Проклятие! Черт возьми! Он пришел сюда, чтобы помириться с ней, а она говорила с ним таким тоном, будто бросала ему вызов. Вызов, пробудивший в нем дьявола, тотчас расправившего свои черные крылья.
— Вы хотите сказать, что если бы я попытался снова поцеловать вас, у вас хватило бы твердости воспротивиться? — осведомился граф.
Он не хотел, чтобы его слова звучали как угроза. Да она и не восприняла их подобным образом и тотчас же заявила:
— Да, я верю в свою твердость, сэр. И я выразилась достаточно ясно, давая вам понять, что не стоит снова целовать меня.
— До чего же вы наивны, если полагаете, что так и будет!
Ну… Раз вы извинились, то у меня есть все основания так считать.
— Вы действительно думаете, что извинения мужчины соответствуют его мыслям?
— В таком случае, сэр, позвольте мне выразиться яснее. Я не только надеюсь, что вы станете обуздывать себя, — я требую этого. И пожалуй, я хотела бы получить от вас заверения, что так вы и будете поступать.
Граф пожал плечами и с усмешкой проговорил:
— Я никогда не даю честного слова, если знаю, что не смогу его сдержать. — Он осторожно взял из ее рук рулон с рисунками и отложил в сторону. — Видите ли, мисс Фэрборн, покидая сад, я уже знал, что снова вас поцелую.
Ее лицо оказалось между его ладонями. Эмма вздрогнула, но не стала вырываться. А в следующее мгновение их губы слились. И в тот же миг глаза девушки широко раскрылись — как будто она ужасно удивилась чему-то.
Эмма и впрямь была удивлена; ведь сейчас, при поцелуе графа, она испытывала то же самое, что и тогда, в саду.
А Дариус уже понял, что ему придется дорого заплатить за этот поцелуй. Но его сейчас никакая плата не смущала — Эмма была сладостной, восхитительной и безмерно соблазнительной. И думал он лишь о том, как бы добиться большего, чем просто поцелуй. Более того, Дариус был уверен, что имел на это право.
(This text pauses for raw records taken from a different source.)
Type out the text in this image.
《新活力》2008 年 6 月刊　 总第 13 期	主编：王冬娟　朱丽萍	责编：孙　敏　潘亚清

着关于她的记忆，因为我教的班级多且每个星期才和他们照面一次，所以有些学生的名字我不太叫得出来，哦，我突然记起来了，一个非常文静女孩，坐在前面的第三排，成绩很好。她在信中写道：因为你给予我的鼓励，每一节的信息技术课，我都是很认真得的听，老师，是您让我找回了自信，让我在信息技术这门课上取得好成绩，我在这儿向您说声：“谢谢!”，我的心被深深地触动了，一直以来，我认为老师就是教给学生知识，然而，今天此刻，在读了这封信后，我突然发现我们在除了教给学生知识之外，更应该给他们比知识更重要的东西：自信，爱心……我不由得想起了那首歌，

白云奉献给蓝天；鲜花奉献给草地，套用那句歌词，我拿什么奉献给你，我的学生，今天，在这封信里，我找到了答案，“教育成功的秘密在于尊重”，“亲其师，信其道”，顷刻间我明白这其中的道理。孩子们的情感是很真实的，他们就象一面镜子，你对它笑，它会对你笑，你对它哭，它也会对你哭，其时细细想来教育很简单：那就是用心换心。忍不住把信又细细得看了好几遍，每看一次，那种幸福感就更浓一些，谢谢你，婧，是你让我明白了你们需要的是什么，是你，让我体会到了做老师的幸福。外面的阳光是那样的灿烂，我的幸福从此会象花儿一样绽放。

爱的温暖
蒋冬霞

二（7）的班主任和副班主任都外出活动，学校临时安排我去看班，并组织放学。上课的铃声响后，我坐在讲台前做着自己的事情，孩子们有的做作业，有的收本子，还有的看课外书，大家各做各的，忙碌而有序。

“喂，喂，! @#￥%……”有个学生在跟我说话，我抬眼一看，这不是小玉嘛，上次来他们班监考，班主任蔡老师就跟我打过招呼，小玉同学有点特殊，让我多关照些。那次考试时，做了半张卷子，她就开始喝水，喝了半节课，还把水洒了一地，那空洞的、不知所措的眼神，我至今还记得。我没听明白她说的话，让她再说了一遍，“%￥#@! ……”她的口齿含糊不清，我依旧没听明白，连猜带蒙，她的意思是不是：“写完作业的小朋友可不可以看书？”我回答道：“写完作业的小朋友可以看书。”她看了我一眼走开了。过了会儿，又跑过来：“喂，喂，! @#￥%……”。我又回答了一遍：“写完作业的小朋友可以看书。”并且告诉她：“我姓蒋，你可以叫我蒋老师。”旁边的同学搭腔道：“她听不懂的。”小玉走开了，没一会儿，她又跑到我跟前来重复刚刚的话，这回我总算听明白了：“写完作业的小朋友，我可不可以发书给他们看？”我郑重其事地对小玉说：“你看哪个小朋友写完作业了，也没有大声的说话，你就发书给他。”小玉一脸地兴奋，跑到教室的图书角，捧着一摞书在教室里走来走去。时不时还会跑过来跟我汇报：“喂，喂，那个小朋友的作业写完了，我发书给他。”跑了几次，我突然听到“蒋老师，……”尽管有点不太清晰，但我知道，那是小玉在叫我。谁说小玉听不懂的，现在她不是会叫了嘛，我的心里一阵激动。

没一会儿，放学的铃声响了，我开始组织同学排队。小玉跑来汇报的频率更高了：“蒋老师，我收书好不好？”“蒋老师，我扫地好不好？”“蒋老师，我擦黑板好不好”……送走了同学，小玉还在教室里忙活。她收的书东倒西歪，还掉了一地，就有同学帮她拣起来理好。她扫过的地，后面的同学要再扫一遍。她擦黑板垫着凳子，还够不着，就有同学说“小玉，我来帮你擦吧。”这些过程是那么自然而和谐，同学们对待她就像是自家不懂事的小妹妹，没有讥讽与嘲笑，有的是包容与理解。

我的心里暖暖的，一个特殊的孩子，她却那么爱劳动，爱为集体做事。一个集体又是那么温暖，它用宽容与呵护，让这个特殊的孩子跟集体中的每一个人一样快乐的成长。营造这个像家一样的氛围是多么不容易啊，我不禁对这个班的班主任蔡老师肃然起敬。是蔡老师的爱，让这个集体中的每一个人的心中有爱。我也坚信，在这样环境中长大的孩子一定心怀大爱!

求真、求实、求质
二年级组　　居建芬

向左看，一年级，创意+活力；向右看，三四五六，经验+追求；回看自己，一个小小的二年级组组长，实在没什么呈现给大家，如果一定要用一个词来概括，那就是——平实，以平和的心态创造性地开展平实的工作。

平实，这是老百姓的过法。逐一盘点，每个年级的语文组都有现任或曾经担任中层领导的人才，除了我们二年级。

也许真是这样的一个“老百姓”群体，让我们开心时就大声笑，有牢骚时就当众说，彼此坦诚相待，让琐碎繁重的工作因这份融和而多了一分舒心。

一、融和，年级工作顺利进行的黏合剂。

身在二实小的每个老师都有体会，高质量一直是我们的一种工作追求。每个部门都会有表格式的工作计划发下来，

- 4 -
Наконец, заставив себя прервать поцелуй, он отстранился и мысленно воскликнул: «Нет, не здесь, не теперь! Еще будет время!..»
Казалось, они простояли так целую вечность. Их влекло друг к другу, и оба об этом знали. Так и не сказав ни слова, Эмма медленно присела в реверансе. Дариус же молча поклонился и вышел из комнаты.